Teachers Cut Back On ‘Extras’ Until New Contract Is Signed
By: Michael J. Rausch
It has been 424 days...and counting.
That is how long school teachers in Sandwich have been working without a contract. The exact number is being printed daily in newspaper ads being taken out by the Sandwich teachers’ union.
The ad is part of the union’s efforts to draw attention to their lack of a contract. In addition to the ads, teachers in all grade levels within the Sandwich Public Schools are cutting back on their involvement in extracurricular student activities.
In a letter composed by the union’s crisis committee, and dated Friday, October 21, 2011, all union members are being asked to “cease volunteering in activities for which you have not signed a contract. These activities include both paid and unpaid volunteering.” Some of the activities teachers are being advised not to volunteer for include science fairs, book fairs, fundraisers, field trips, mentor groups, chaperoning and school council. The letter further explains the rationale for the actions being taken by the union, saying they are “designed to support our negotiating team and activate the School Committee to take care of business and to be respectful of the union.”
For union president Laura R. Carlyle, respect is at the very center of the impasse between the union and the Sandwich School Committee. “It is not about the contract,” Ms. Carlyle said, “it is about the absence of a contract.”
She said while she continues to be hopeful that a resolution can be reached soon, she has never seen negotiations stretch out this long, more than two years.
In February 2010, then-School Superintendent Mary Ellen Johnson told the Sandwich Board of Selectmen that the school budget she and the school committee came up with for the coming fiscal year was dependent on the teachers’ union falling in line with the non-school unions by agreeing to a pay freeze. Dr. Johnson warned the union that holding out for salary increases would mean laying off teachers. While the Sandwich School Committee was able to reach agreements with the other school unions on new contracts that involved a freeze in salaries, the committee and the teachers’ union hit an impasse that has yet to be resolved.
In April 2010, the Sandwich School Committee voted unanimously to bring in a mediator from the Massachusetts Division of Labor Relations when it was determined that both sides could not come to an agreement. That mediator is still assigned to the negotiations, but, more than two years later, there is still no resolution, and teachers entered the 2011-2012 school year with their salaries frozen at last year’s levels.

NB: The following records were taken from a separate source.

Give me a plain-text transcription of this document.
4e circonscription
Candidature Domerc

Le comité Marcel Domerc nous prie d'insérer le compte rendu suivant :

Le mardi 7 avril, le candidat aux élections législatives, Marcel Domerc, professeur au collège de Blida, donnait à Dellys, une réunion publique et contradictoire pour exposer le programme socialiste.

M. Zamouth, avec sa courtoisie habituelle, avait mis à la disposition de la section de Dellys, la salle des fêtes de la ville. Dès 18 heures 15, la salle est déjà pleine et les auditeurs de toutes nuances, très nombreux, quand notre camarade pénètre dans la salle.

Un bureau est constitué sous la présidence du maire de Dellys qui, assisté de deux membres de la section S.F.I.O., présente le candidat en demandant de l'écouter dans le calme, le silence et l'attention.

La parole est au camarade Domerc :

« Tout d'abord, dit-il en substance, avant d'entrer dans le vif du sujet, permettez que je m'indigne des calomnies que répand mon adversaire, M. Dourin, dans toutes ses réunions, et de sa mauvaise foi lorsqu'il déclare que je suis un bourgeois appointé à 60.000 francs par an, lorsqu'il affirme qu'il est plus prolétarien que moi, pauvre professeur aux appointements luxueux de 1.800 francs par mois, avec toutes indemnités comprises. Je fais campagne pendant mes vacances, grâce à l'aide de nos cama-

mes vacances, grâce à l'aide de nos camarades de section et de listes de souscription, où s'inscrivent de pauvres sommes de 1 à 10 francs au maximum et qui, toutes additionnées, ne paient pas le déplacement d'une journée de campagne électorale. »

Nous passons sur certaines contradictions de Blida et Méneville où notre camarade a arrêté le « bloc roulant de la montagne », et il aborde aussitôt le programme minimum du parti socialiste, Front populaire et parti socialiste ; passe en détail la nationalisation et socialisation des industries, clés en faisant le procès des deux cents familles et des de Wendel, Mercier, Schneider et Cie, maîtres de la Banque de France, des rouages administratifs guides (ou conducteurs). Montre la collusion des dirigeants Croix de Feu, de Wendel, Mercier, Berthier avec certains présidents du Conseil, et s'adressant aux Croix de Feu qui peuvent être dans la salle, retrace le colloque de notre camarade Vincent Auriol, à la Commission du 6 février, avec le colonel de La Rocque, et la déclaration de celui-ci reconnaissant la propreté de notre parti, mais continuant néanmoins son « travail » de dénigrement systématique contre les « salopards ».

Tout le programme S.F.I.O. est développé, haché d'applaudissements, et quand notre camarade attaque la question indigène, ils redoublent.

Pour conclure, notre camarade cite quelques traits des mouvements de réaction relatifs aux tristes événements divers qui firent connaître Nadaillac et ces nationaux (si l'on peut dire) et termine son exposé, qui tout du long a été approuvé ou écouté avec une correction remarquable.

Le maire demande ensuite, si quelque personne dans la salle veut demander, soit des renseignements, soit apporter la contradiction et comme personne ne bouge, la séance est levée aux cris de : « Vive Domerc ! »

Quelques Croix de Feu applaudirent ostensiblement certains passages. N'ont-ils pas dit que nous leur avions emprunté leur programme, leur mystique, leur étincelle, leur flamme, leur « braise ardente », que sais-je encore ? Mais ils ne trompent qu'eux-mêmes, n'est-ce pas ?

Current Sandwich School Superintendent C. Richard Canfield said teachers are still abiding by the conditions of a contract that ran out in June 2010. That contract was settled in 2007, after nearly two years of negotiations, but not until eight months after the previous contract had expired.
During that eight-month period without a new contract, teachers continued working under the terms of the old contract while their salaries remained frozen. Teachers were then paid retroactively for the salary increases they won during those contract negotiations.
According to Dr. Canfield, the teachers’ current contract does require teachers to provide extra help, and he is confident the teachers will do that.
“We have many, many teachers who are very giving and very professional,” Dr. Canfield said, “so I believe they are doing what they can to find the right balance to sending a message and to be mindful they have children in their classrooms they need to respond to.”
Dr. Canfield also said he is sympathetic to the plight of the teachers and, like Ms. Carlyle, is hopeful for a speedy resolution to the negotiations.
“I do understand their frustration,” he said, “and I can assure them everyone in the Sandwich Public Schools is eager to see a resolution as quickly as possible.”
Similarly, Ms. Carlyle said the teachers will abide by the hours stipulated by the contract.
Ms. Carlyle said while she feels the decision by the teachers to cut back on volunteerism is justified, given the lack of a contract, it will not affect their work with students.
“We don’t intend for it to affect the jobs we do every day in the classrooms. We have continued to do everything possible to make it an excellent educational experience for our kids.”
Parents contacted by the Enterprise this week said their students, so far, have not suffered because of the union’s decision to cease non-contractual volunteerism at the school. One parent, however, worried what the action might mean to high school seniors waiting for letters of recommendation for their early decision college applications.
When asked about the ongoing negotiations, Sandwich School Committee Chairman Shaun P. Cahill refused to comment, saying, “I don’t conduct negotiations through the press.”
Mr. Cahill also refused to comment on the ad appearing in newspapers or the actions now being taken by the teachers.